We return to his theme for the song outro, which I really hear as the “closing credits” of the song, and the family theme is reintroduced and intertwined with his theme. And finally it ends.

You hear the cool wind blowing past the high ledge, the distant traffic far below, and yet no one is there now.

Did he jump or did he change his mind and try to learn to live again?

The answer is intentionally open-ended so the listener can decide for themselves as to what happened.

What do I think? Well, I have my theories but I’ll keep those to myself. 🙂 I’d love to know what your theories are in the comments below!

And that’s about it. This is a song that I’m really proud of. I think it’s some of the best playing that all of us (T.Y. included who did session drums) have done in a long time, and the special guests who contributed their fantastic voice acting really made this something special for me.

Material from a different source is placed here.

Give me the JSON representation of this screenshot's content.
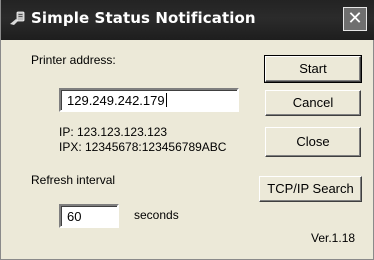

So the question is now: how are we going to top this? Quite frankly, we’re not, at least not in this context anyway. I think bands who do something as ambitious and epic as this tend to want to outdo it on their next recording and it rarely does anything other than come across as too self-indulgent and overblown. From how it’s looking at this early stage of writing (and yes, we have started already), the next LORD album will be overall a lot more immediate and very metal, but of course we’ll have our wide range of influences and styles all through it no doubt.

Will we ever do another huge epic, or another concept thing? Maybe!